The sudden introduction of this new method of Internet censorship underscores the secrecy woven into China's policy on Internet censorship. Several articles about the censorship that were posted on Chinese websites were forced to be taken down. In the New York Times article, all of the quotes from officials familiar with the new policy were attributed anonymously because they were afraid of losing their jobs.

Of course, this new form of censorship in China revolves around the issue of online identity, a topic we discussed in class in relation to virtual worlds. The Chinese government believes if users are forced to make their identities public, then it will promote "social responsibility" and "civility." However, the censorship raises the problem of how to prevent fake identities from sprouting up everywhere. It is certainly possible, since a reporter was able to successfully register on several different news sites with a fake name, ID number and cell phone number.

There are several consequences of this recent addition to Internet censorship in China. Although this censorship is not a blatant attempt to limit freedom of expression on the Internet, it certainly does that to a degree. Critics also fear that the new measure will reduce readership of online news sources. The suddenness of the implementation is suspect as well, and it may foreshadow future censorship surprises.

Sunday, October 4, 2009

An Overview of Internet Censorship in the World

The Guardian recently posted an online map documenting the presence of Internet censorship around the world. The map takes into account four types of content targeted by censorship: political, social, security and internet tools. Each country is either colored gray (if no data is available) or given a color on a scale from yellow to red, with yellow indicating "no evidence" of censorship and red indicating "pervasive" censorship.

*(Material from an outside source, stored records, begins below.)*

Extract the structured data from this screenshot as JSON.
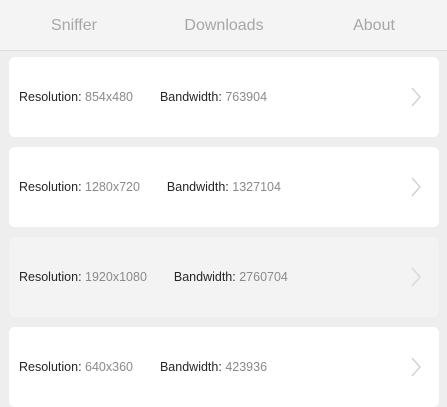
{
  "tabs": [
    {
      "label": "Sniffer"
    },
    {
      "label": "Downloads"
    },
    {
      "label": "About"
    }
  ],
  "labels": {
    "resolution": "Resolution:",
    "bandwidth": "Bandwidth:"
  },
  "streams": [
    {
      "resolution": "854x480",
      "bandwidth": "763904"
    },
    {
      "resolution": "1280x720",
      "bandwidth": "1327104"
    },
    {
      "resolution": "1920x1080",
      "bandwidth": "2760704"
    },
    {
      "resolution": "640x360",
      "bandwidth": "423936"
    }
  ],
  "colors": {
    "background": "#eeeeef",
    "card": "#ffffff",
    "card_selected": "#f3f3f3",
    "tab_text": "#a7a7a7"
  },
  "icons": {
    "row_arrow": "chevron-right-icon"
  }
}
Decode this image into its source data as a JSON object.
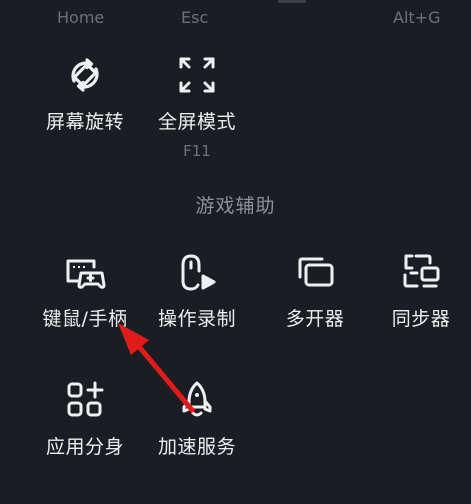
{
  "top_shortcuts": [
    {
      "label": "Home"
    },
    {
      "label": "Esc"
    },
    {
      "label": "Alt+G"
    }
  ],
  "row1": [
    {
      "label": "屏幕旋转",
      "icon": "screen-rotate-icon",
      "shortcut": ""
    },
    {
      "label": "全屏模式",
      "icon": "fullscreen-icon",
      "shortcut": "F11"
    }
  ],
  "section": {
    "title": "游戏辅助"
  },
  "game_tools": [
    {
      "label": "键鼠/手柄",
      "icon": "keyboard-gamepad-icon"
    },
    {
      "label": "操作录制",
      "icon": "operation-record-icon"
    },
    {
      "label": "多开器",
      "icon": "multi-instance-icon"
    },
    {
      "label": "同步器",
      "icon": "synchronizer-icon"
    },
    {
      "label": "应用分身",
      "icon": "app-clone-icon"
    },
    {
      "label": "加速服务",
      "icon": "rocket-icon"
    }
  ],
  "annotation": {
    "arrow_color": "#e01b1b",
    "points_to": "键鼠/手柄"
  }
}
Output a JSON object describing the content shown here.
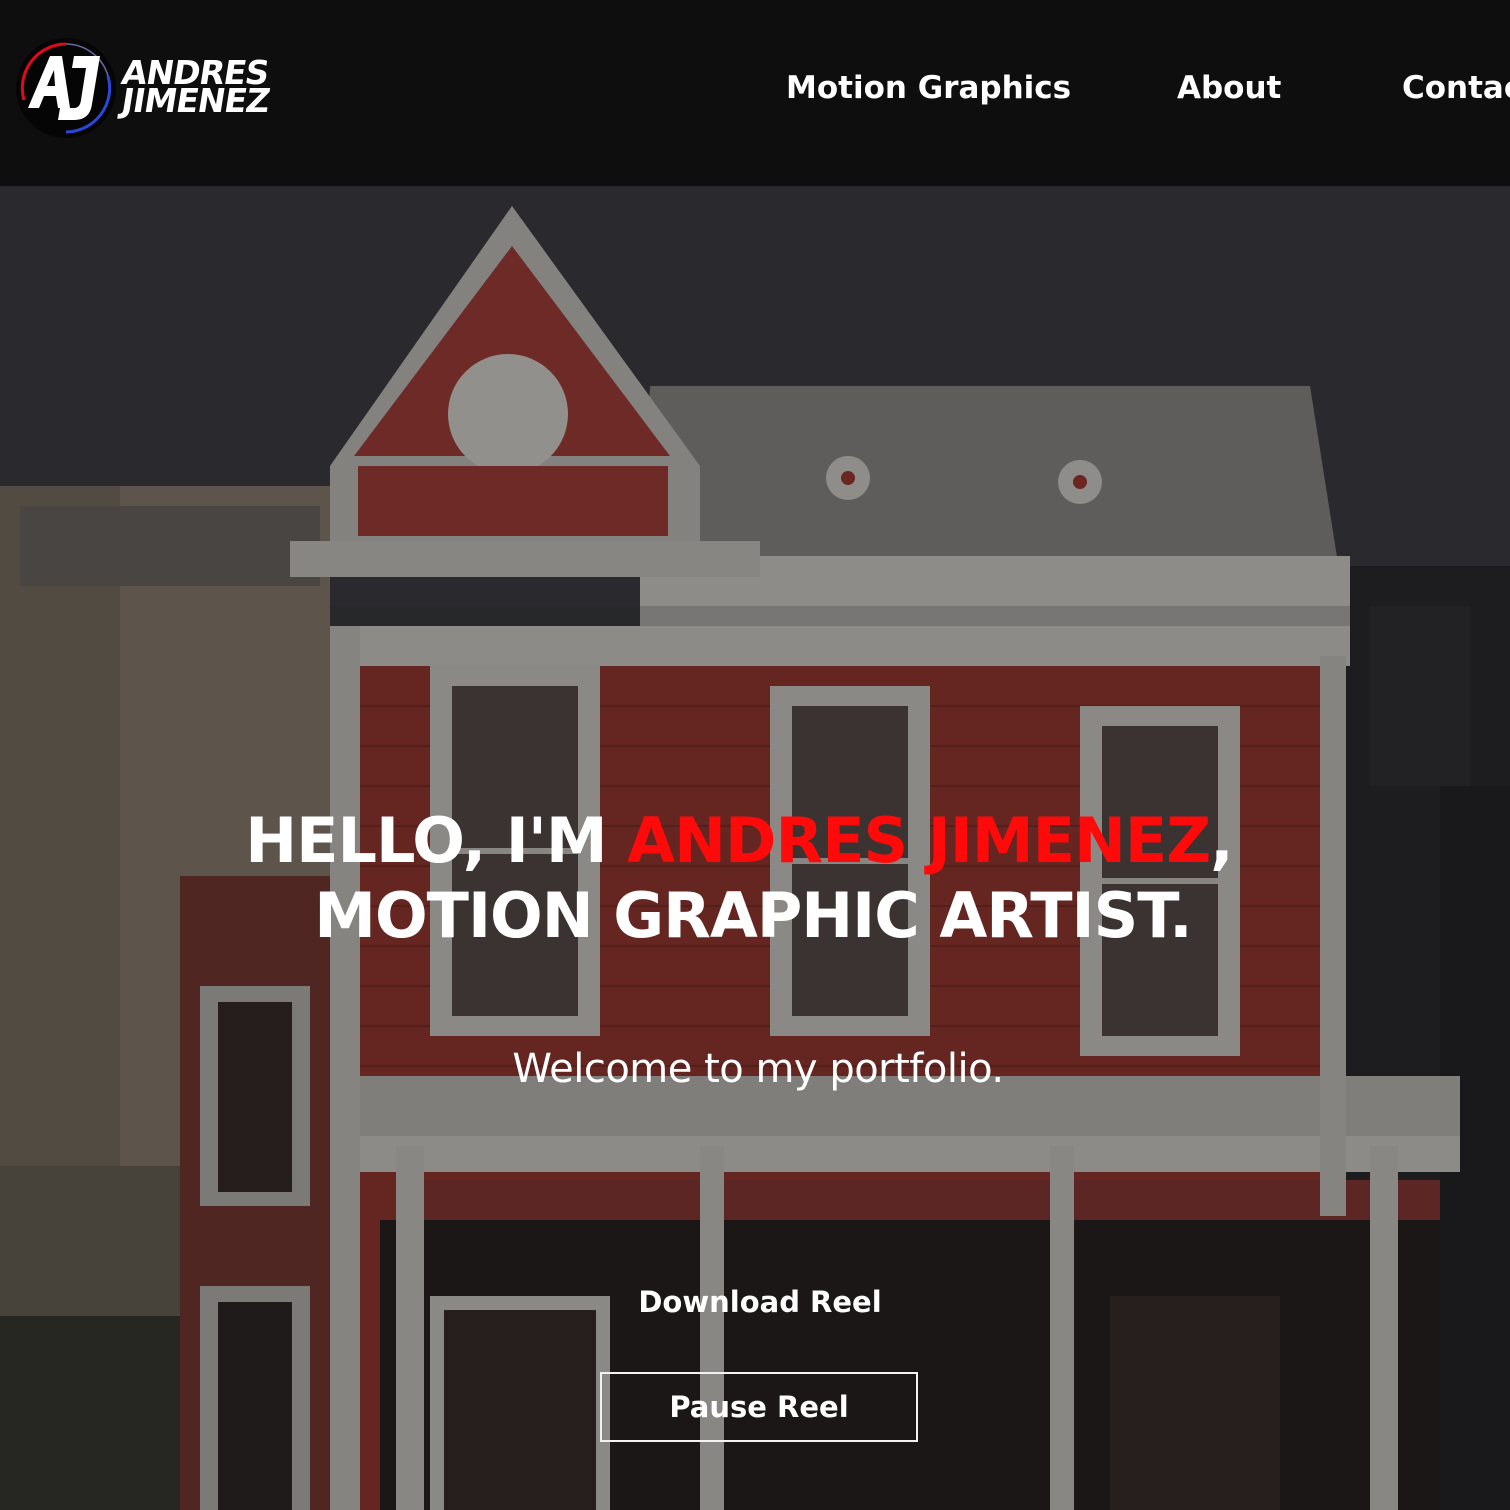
{
  "header": {
    "logo": {
      "monogram": "AJ",
      "first_name": "ANDRES",
      "last_name": "JIMENEZ"
    },
    "nav": [
      {
        "label": "Motion Graphics"
      },
      {
        "label": "About"
      },
      {
        "label": "Contac"
      }
    ]
  },
  "hero": {
    "headline_prefix": "HELLO, I'M ",
    "headline_name": "ANDRES JIMENEZ",
    "headline_suffix": ",",
    "headline_line2": "MOTION GRAPHIC ARTIST.",
    "welcome": "Welcome to my portfolio.",
    "download_label": "Download Reel",
    "pause_label": "Pause Reel"
  },
  "colors": {
    "accent": "#ff0a0a",
    "header_bg": "#0e0e0e",
    "text": "#ffffff"
  }
}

Internet censorship penetrates all areas of the world, from here in the United States to across the world in the Middle East and China. The map offers a useful though incomplete overview of Internet censorship around the world. For the countries on the map currently designated as gray ("no data"), the Guardian requests its readers' help on gathering more information. It is not clear what the Guardian does with the data gathered this way from its readers. Most likely it is used as a lead to further investigation rather than taken to be fact, otherwise the reliability of the map would be questionable.

Overall, this map is too broad and vague to be taken as the sole source of information about Internet censorship around the world. However, it provides an adequate starting point for investigating the topic. The map raises some interesting points. For instance, China, Burma and Iran are the only countries listed as having "pervasive" or "substantial" censorship in all of the four categories. These countries will likely be mentioned often in future blogs about Internet censorship.

Internet censorship is a reflection of deep bonds between computers and society. Ever since the Internet became available to everyday consumers, computers have taken on an increasingly bigger role in today's world and, consequently, in today's societies.

The Internet has undoubtedly revolutionized the way humans communicate. Governments and other organizations often fear the power of this efficient method of sharing ideas, so they attempt to control it through censorship. Up until now, the increased attempts on enforcing censorship on the Internet have paralleled the increase in power and popularity of the Internet.

However, in the future this trend may change. As the Internet becomes an increasingly important means of communication, Internet users will naturally value their freedom of expression more. The result of this ongoing conflict between Internet censorship and freedom of expression is unclear. Eventually one will have to be sacrificed, at least partially, for the other.